Aquella noche, sentado en la sede de la Agencia, estuve mirando atentamente las fotos que me había dado Mansoure.
Un hombre grueso, sentado en el centro de un sofá. Lleva una bata de seda con flores bordadas. Entre el pulgar y el índice de la mano derecha, una boquilla. Con la mano izquierda sujeta las páginas de un libro apoyado en la rodilla. Está calvo, tiene las cejas nutridas y los párpados bajos. Lee. La nariz chata y ancha, el pliegue amargo de la boca, el rostro carnoso y oriental, son los de un bull-terrier. Más arriba, el ángel de madera tallada que me llamó la atención en la portada de la revista detrás de Denise Coudreuse.

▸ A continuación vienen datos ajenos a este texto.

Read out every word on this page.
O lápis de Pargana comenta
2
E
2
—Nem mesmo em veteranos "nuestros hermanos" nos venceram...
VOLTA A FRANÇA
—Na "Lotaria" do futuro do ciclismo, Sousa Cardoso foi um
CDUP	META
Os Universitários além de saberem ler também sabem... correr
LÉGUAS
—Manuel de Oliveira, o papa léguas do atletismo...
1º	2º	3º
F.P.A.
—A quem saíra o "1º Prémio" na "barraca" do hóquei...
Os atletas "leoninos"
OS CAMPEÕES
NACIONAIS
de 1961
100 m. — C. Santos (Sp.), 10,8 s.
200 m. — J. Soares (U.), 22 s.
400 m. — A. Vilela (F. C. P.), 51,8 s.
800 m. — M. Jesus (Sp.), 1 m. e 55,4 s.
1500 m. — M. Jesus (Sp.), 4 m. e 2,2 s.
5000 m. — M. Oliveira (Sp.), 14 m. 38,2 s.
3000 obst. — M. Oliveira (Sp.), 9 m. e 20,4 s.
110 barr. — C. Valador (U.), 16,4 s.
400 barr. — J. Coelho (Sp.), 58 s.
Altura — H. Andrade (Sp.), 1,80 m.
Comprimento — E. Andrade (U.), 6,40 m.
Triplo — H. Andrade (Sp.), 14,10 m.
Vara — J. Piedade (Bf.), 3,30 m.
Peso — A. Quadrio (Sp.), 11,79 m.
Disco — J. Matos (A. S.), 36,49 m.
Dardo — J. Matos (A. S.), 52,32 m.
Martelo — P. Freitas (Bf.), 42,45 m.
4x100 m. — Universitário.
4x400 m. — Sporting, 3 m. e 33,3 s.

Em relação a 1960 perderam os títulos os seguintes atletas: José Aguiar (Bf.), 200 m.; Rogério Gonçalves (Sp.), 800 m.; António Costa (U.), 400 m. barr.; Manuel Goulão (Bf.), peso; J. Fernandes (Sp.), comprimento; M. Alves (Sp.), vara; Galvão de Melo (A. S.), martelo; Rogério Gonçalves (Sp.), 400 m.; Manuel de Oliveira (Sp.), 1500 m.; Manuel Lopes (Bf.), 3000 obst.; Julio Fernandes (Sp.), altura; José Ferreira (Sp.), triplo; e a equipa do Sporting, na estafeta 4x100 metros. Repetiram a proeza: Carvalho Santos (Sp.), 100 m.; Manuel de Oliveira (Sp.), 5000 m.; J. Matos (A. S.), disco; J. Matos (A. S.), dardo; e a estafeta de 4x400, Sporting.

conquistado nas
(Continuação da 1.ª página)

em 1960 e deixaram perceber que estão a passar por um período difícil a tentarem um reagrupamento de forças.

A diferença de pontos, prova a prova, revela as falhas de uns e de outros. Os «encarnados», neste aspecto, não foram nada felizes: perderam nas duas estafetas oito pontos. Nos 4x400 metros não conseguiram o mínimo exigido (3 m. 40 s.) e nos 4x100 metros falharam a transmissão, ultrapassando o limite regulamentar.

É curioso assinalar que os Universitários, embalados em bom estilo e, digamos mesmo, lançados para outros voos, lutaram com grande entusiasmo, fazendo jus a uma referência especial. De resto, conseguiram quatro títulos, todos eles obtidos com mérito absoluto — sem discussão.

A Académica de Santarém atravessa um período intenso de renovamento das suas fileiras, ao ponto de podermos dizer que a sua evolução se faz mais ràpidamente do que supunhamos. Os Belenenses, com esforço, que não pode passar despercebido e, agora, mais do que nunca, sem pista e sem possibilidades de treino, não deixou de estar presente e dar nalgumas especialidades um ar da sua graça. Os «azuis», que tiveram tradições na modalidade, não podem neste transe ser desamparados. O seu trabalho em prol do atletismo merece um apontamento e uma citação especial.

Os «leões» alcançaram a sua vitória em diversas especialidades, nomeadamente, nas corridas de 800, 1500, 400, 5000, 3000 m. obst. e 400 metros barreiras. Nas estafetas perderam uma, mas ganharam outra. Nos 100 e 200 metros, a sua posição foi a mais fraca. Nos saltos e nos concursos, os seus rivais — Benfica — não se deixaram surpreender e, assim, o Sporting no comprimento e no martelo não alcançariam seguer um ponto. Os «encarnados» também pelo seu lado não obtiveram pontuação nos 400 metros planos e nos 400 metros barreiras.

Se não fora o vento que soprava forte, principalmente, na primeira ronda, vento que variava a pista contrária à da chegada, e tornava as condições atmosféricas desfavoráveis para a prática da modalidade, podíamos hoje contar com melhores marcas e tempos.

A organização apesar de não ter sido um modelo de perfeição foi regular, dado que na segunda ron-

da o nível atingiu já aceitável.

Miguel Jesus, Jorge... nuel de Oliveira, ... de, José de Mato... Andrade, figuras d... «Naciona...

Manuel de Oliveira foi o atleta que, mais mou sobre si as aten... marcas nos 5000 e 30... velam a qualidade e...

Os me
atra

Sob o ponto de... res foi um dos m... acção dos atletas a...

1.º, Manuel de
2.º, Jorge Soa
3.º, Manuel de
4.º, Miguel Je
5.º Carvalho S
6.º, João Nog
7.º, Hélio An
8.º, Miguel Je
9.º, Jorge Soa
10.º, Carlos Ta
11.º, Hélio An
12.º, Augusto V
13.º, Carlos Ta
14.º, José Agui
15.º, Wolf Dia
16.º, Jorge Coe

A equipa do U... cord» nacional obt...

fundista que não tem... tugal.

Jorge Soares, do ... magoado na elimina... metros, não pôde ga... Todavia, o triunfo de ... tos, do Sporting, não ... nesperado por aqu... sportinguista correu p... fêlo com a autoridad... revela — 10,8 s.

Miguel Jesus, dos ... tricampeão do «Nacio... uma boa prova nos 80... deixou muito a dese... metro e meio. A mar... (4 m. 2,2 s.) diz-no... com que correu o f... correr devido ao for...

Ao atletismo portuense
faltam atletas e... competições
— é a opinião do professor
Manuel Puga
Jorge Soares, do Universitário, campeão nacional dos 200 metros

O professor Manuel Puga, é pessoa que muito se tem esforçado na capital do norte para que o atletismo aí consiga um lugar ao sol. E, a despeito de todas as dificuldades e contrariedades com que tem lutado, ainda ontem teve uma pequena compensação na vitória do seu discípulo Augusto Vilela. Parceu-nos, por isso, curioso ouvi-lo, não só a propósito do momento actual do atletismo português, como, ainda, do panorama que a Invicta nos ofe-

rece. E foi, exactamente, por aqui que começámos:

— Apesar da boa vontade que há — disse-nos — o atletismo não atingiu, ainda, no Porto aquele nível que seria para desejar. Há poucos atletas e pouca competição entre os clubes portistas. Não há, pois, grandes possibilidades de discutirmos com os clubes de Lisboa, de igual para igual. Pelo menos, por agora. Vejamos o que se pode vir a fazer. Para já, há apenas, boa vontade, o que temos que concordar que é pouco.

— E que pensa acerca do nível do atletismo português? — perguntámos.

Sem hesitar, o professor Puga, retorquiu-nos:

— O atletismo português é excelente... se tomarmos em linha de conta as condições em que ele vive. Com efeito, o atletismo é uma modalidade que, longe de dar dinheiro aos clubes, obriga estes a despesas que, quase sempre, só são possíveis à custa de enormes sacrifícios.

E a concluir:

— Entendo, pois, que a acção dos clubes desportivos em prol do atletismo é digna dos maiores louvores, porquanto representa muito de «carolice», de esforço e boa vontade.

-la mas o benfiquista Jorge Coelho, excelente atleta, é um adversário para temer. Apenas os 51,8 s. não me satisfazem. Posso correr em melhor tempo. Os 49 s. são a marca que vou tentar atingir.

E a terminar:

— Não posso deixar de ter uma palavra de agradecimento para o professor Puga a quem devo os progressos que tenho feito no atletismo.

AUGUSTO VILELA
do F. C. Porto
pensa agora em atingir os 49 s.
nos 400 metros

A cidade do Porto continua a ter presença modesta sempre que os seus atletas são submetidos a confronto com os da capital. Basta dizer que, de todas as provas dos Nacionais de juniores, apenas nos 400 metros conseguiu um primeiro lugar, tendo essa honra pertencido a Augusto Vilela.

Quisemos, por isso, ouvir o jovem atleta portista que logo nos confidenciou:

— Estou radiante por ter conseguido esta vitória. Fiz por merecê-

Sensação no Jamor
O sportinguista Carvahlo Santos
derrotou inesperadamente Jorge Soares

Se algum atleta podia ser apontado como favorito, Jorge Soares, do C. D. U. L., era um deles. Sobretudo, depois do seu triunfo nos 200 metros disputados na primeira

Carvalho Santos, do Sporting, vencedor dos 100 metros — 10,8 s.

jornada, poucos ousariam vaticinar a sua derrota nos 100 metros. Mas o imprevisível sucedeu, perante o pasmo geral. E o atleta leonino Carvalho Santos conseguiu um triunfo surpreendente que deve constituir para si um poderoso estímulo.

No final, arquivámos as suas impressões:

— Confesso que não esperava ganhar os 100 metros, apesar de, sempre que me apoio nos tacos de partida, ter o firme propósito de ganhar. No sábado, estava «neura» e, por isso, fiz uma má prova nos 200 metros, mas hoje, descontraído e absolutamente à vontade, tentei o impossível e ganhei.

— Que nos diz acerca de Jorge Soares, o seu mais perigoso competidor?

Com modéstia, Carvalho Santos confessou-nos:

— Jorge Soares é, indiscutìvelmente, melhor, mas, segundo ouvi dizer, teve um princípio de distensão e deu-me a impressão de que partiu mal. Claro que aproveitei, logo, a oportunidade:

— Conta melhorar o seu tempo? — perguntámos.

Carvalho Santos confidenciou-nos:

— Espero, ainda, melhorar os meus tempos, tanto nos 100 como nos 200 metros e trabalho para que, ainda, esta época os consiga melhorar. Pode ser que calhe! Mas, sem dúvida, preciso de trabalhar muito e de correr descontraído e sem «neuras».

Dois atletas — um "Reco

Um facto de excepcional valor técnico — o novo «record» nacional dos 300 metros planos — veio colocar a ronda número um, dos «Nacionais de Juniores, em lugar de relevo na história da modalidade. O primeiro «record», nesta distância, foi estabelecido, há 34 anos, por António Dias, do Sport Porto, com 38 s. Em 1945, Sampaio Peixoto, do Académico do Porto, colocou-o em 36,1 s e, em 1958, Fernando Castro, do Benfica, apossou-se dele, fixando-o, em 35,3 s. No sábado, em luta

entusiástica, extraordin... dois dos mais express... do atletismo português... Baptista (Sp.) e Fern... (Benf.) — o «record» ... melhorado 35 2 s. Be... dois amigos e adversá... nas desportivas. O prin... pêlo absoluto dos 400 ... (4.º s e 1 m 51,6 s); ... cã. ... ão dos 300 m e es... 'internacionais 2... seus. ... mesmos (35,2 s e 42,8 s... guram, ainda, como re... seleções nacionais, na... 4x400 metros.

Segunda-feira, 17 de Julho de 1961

En la otra foto, se lo ve de pie, vistiendo un terno blanco de chaqueta cruzada, una camisa de rayas y una corbata oscura. Aprieta en la mano izquierda un bastón con pomo. El brazo derecho doblado y la mano entreabierta le dan un porte afectado. Está muy tieso, casi de puntillas, y lleva zapatos de dos colores. Se desprende poco a poco de la foto, cobra vida y lo veo caminar por un bulevar, bajo los árboles, con paso claudicante.